After that, he slipped into the role of personal attendant seamlessly: researching the disease, taking notes and asking questions.

“It was scary. I was really scared, but she was really strong and I think her strength made me stronger, and, thank God, we got through it together,” he said.

The pair would walk, talk and reflect, and just try to be more present with each other, the governor said.

“Frankly, things like, if we are watching TV, me rubbing her feet. I think things like that make a difference and bring you closer together,” he said.

The governor was no stranger to breast cancer; his sister, Judy, was diagnosed a couple years before his wife.

Though heart-wrenching, it was comforting to have someone to relate to, Carla Markell added.

She particularly remembers how her sister-in law would question doctors and seek second opinions.

“I think a good doctor encourages the questions and encourages other opinions. If someone is uncomfortable with that, it might not be the right doctor,” Carla Markell said.

One of the best pieces of advice she received was from her physician at Christiana Care Health System: Treat cancer like your full-time job.

“I dropped everything that I was doing, basically. I was very good to myself. I just didn’t allow myself to take on more than I really wanted to,” she said.

“I think as women we tend to want to keep going. I know a lot of women who keep working full-time and treat it (breast cancer) like a little nothing, but for me - and I think my advice to other women - take the opportunity to slow down and take care of yourself during the process. Because you don’t want to have to do it again.”

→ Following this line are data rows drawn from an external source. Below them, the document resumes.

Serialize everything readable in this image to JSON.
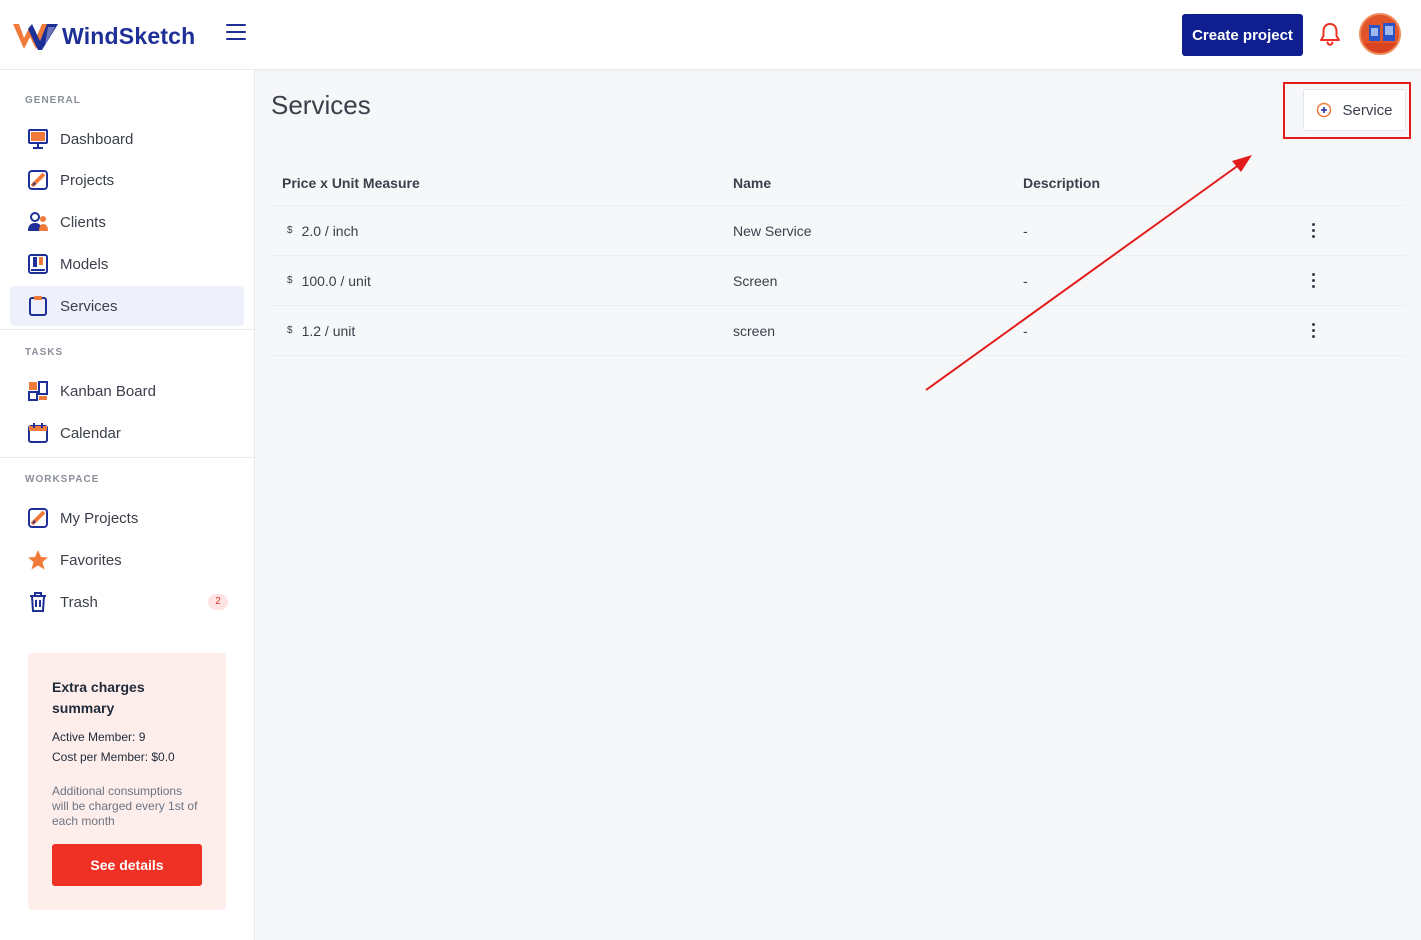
{
  "header": {
    "brand": "WindSketch",
    "create_label": "Create project"
  },
  "sidebar": {
    "sections": {
      "general": "GENERAL",
      "tasks": "TASKS",
      "workspace": "WORKSPACE"
    },
    "items": [
      {
        "label": "Dashboard",
        "icon": "dashboard-icon"
      },
      {
        "label": "Projects",
        "icon": "projects-icon"
      },
      {
        "label": "Clients",
        "icon": "clients-icon"
      },
      {
        "label": "Models",
        "icon": "models-icon"
      },
      {
        "label": "Services",
        "icon": "services-icon",
        "active": true
      },
      {
        "label": "Kanban Board",
        "icon": "kanban-icon"
      },
      {
        "label": "Calendar",
        "icon": "calendar-icon"
      },
      {
        "label": "My Projects",
        "icon": "my-projects-icon"
      },
      {
        "label": "Favorites",
        "icon": "star-icon"
      },
      {
        "label": "Trash",
        "icon": "trash-icon",
        "badge": "2"
      }
    ],
    "charges": {
      "title": "Extra charges summary",
      "active_member": "Active Member: 9",
      "cost_per_member": "Cost per Member: $0.0",
      "note": "Additional consumptions will be charged every 1st of each month",
      "button": "See details"
    }
  },
  "main": {
    "title": "Services",
    "add_button": "Service",
    "columns": [
      "Price x Unit Measure",
      "Name",
      "Description"
    ],
    "rows": [
      {
        "currency": "$",
        "price": "2.0 / inch",
        "name": "New Service",
        "description": "-"
      },
      {
        "currency": "$",
        "price": "100.0 / unit",
        "name": "Screen",
        "description": "-"
      },
      {
        "currency": "$",
        "price": "1.2 / unit",
        "name": "screen",
        "description": "-"
      }
    ]
  },
  "colors": {
    "brand_blue": "#1e2f97",
    "accent_orange": "#f07a3a",
    "danger_red": "#ee3124",
    "annotation_red": "#e31b1b"
  }
}
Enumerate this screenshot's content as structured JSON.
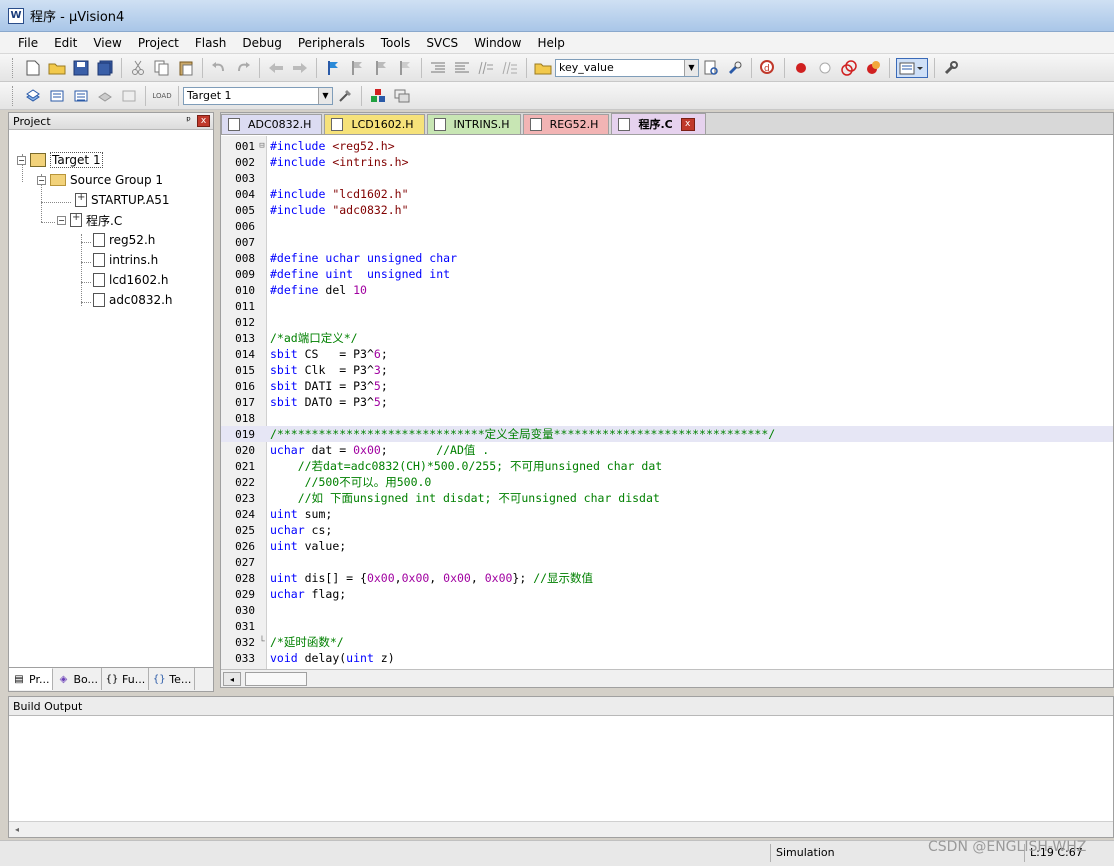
{
  "window": {
    "title": "程序 - µVision4",
    "icon_letter": "W"
  },
  "menu": [
    "File",
    "Edit",
    "View",
    "Project",
    "Flash",
    "Debug",
    "Peripherals",
    "Tools",
    "SVCS",
    "Window",
    "Help"
  ],
  "toolbar": {
    "find_combo_value": "key_value",
    "target_combo_value": "Target 1",
    "load_label": "LOAD"
  },
  "project_panel": {
    "title": "Project",
    "pin_glyph": "ᵖ",
    "close_glyph": "x",
    "tree": {
      "target": "Target 1",
      "group": "Source Group 1",
      "startup": "STARTUP.A51",
      "main_file": "程序.C",
      "includes": [
        "reg52.h",
        "intrins.h",
        "lcd1602.h",
        "adc0832.h"
      ]
    },
    "tabs": [
      "Pr...",
      "Bo...",
      "Fu...",
      "Te..."
    ],
    "tab_icons": [
      "▤",
      "◈",
      "{}",
      "{}"
    ]
  },
  "editor": {
    "tabs": [
      {
        "label": "ADC0832.H",
        "color": "#dcdcf2"
      },
      {
        "label": "LCD1602.H",
        "color": "#f6e27a"
      },
      {
        "label": "INTRINS.H",
        "color": "#c8e6b4"
      },
      {
        "label": "REG52.H",
        "color": "#f2b4b4"
      },
      {
        "label": "程序.C",
        "color": "#e6d2ee"
      }
    ],
    "close_glyph": "x",
    "lines": [
      {
        "n": "001",
        "fold": "⊟",
        "t": "#include <reg52.h>",
        "c": "kw"
      },
      {
        "n": "002",
        "fold": "",
        "t": "#include <intrins.h>",
        "c": "kw"
      },
      {
        "n": "003",
        "fold": "",
        "t": "",
        "c": ""
      },
      {
        "n": "004",
        "fold": "",
        "t": "#include \"lcd1602.h\"",
        "c": "inc"
      },
      {
        "n": "005",
        "fold": "",
        "t": "#include \"adc0832.h\"",
        "c": "inc"
      },
      {
        "n": "006",
        "fold": "",
        "t": "",
        "c": ""
      },
      {
        "n": "007",
        "fold": "",
        "t": "",
        "c": ""
      },
      {
        "n": "008",
        "fold": "",
        "t": "#define uchar unsigned char",
        "c": "kw"
      },
      {
        "n": "009",
        "fold": "",
        "t": "#define uint  unsigned int",
        "c": "kw"
      },
      {
        "n": "010",
        "fold": "",
        "t": "#define del 10",
        "c": "def"
      },
      {
        "n": "011",
        "fold": "",
        "t": "",
        "c": ""
      },
      {
        "n": "012",
        "fold": "",
        "t": "",
        "c": ""
      },
      {
        "n": "013",
        "fold": "",
        "t": "/*ad端口定义*/",
        "c": "cm"
      },
      {
        "n": "014",
        "fold": "",
        "t": "sbit CS   = P3^6;",
        "c": "kw"
      },
      {
        "n": "015",
        "fold": "",
        "t": "sbit Clk  = P3^3;",
        "c": "kw"
      },
      {
        "n": "016",
        "fold": "",
        "t": "sbit DATI = P3^5;",
        "c": "kw"
      },
      {
        "n": "017",
        "fold": "",
        "t": "sbit DATO = P3^5;",
        "c": "kw"
      },
      {
        "n": "018",
        "fold": "",
        "t": "",
        "c": ""
      },
      {
        "n": "019",
        "fold": "",
        "t": "/******************************定义全局变量*******************************/",
        "c": "cm",
        "hl": true
      },
      {
        "n": "020",
        "fold": "",
        "t": "uchar dat = 0x00;       //AD值 .",
        "c": "mix"
      },
      {
        "n": "021",
        "fold": "",
        "t": "    //若dat=adc0832(CH)*500.0/255; 不可用unsigned char dat",
        "c": "cm"
      },
      {
        "n": "022",
        "fold": "",
        "t": "     //500不可以。用500.0",
        "c": "cm"
      },
      {
        "n": "023",
        "fold": "",
        "t": "    //如 下面unsigned int disdat; 不可unsigned char disdat",
        "c": "cm"
      },
      {
        "n": "024",
        "fold": "",
        "t": "uint sum;",
        "c": "kw"
      },
      {
        "n": "025",
        "fold": "",
        "t": "uchar cs;",
        "c": "kw"
      },
      {
        "n": "026",
        "fold": "",
        "t": "uint value;",
        "c": "kw"
      },
      {
        "n": "027",
        "fold": "",
        "t": "",
        "c": ""
      },
      {
        "n": "028",
        "fold": "",
        "t": "uint dis[] = {0x00,0x00, 0x00, 0x00}; //显示数值",
        "c": "mix"
      },
      {
        "n": "029",
        "fold": "",
        "t": "uchar flag;",
        "c": "kw"
      },
      {
        "n": "030",
        "fold": "",
        "t": "",
        "c": ""
      },
      {
        "n": "031",
        "fold": "",
        "t": "",
        "c": ""
      },
      {
        "n": "032",
        "fold": "└",
        "t": "/*延时函数*/",
        "c": "cm"
      },
      {
        "n": "033",
        "fold": "",
        "t": "void delay(uint z)",
        "c": "kw"
      }
    ]
  },
  "build_output": {
    "title": "Build Output",
    "scroll_left": "◂"
  },
  "status": {
    "mode": "Simulation",
    "position": "L:19 C:67",
    "watermark": "CSDN @ENGLISH-WHZ"
  }
}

After the diagnosis, Markell felt her roles reverse. Always a community advocate, she found the breast cancer survivor community opened their arms to her.

Markell is in remission, but still goes for her yearly mammograms and tries to eat extremely healthfully, which can be difficult because she has a bit of a sweet tooth.

“I do what’s in my control to stay on top of it and I don’t live in fear. I don’t live in fear with anything, because I think that’s a very unhealthy place to live all the time,” she said.

“I just try to stay positive and go forward assuming everything is alright.”